Of course faking pictures of cows isnt the worry here - the technology has evolved into faking news stories and even allows researchers to fake images of the terrain. Essentially, this technology would enable you to create the image of a bridge, indicating that you would be able to cross the river there - however, when you reach that point, there is no bridge in sight - creating a way for countries to trick the opposing army or military team and even trap them. If someone had to create fake roads and bridges on Google Maps, it would wreak havoc and become completely unreliable, not mention the fact that self driving cars wouldn't be able to tell apart a real bridge from a fake one!!

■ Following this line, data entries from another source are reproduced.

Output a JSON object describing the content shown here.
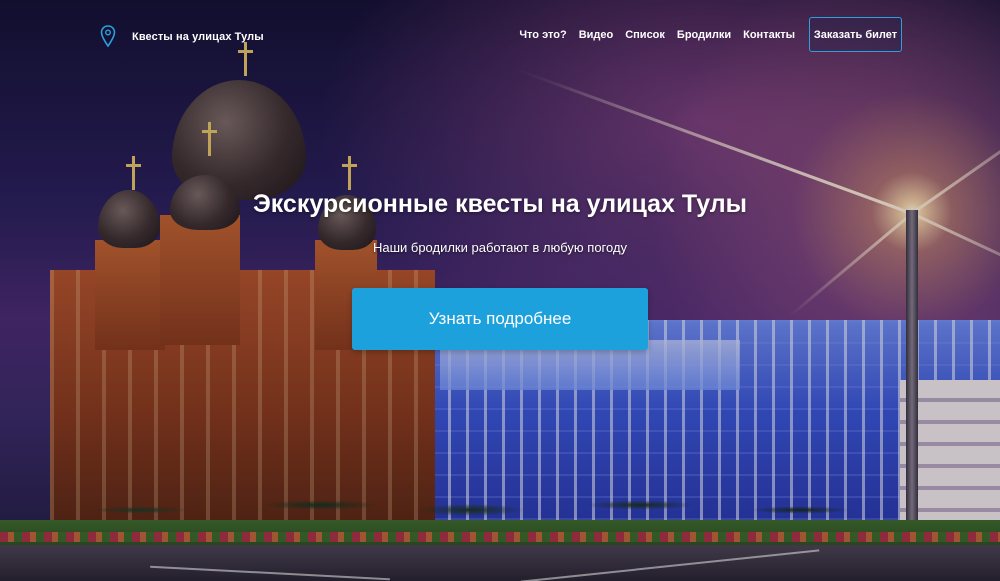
{
  "brand": {
    "title": "Квесты на улицах Тулы",
    "icon": "map-pin-icon"
  },
  "nav": {
    "items": [
      {
        "label": "Что это?"
      },
      {
        "label": "Видео"
      },
      {
        "label": "Список"
      },
      {
        "label": "Бродилки"
      },
      {
        "label": "Контакты"
      }
    ],
    "ticket_button": "Заказать билет"
  },
  "hero": {
    "title": "Экскурсионные квесты на улицах Тулы",
    "subtitle": "Наши бродилки работают в любую погоду",
    "cta_label": "Узнать подробнее"
  },
  "colors": {
    "accent": "#1da1dc",
    "button_border": "#2ba0dc"
  }
}
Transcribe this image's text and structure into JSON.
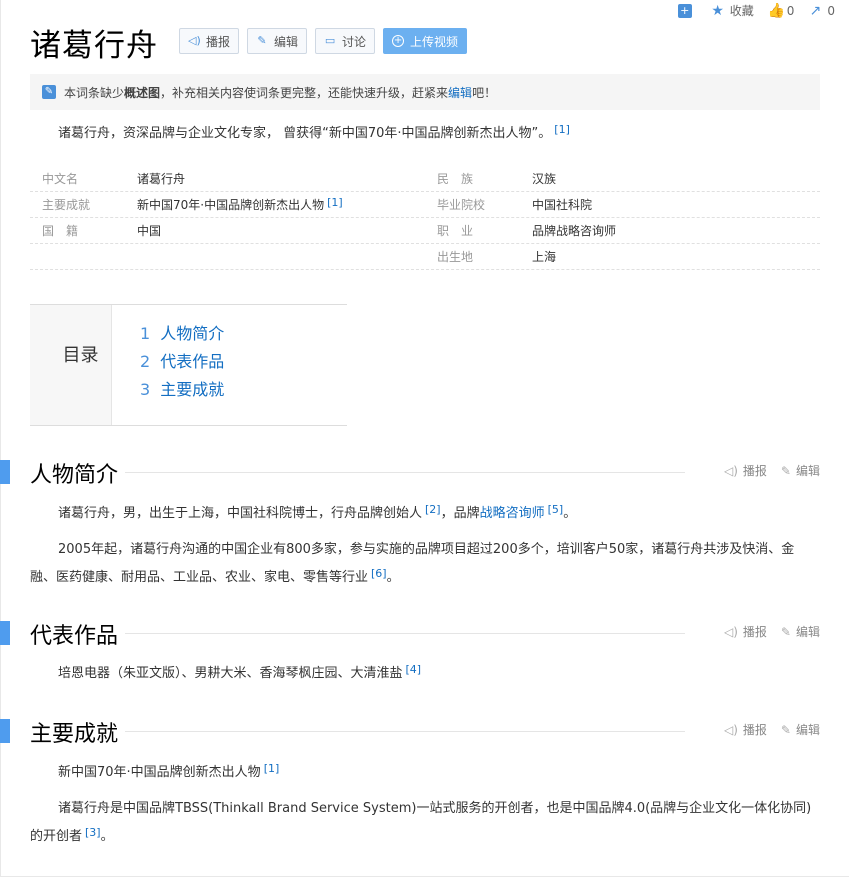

We have already seen the devastating effects of mimicking someone’s voice in the recent cases of CEO fraud but isn't seeing supposed to be believing? What if the speech you just saw Trump make in front of the whitehouse wasn't really Trump at all? It could just be a mix of all of his speeches, doctored into a perfectly tailored speech, matched with a perfectly sequenced video designed to cause mass hysteria.

Although scientists have reassured everyone that it is possible to uncover these GAN generated images, information and video’s - it is exceptionally time consuming and costly…….the perfect distraction before the real attack?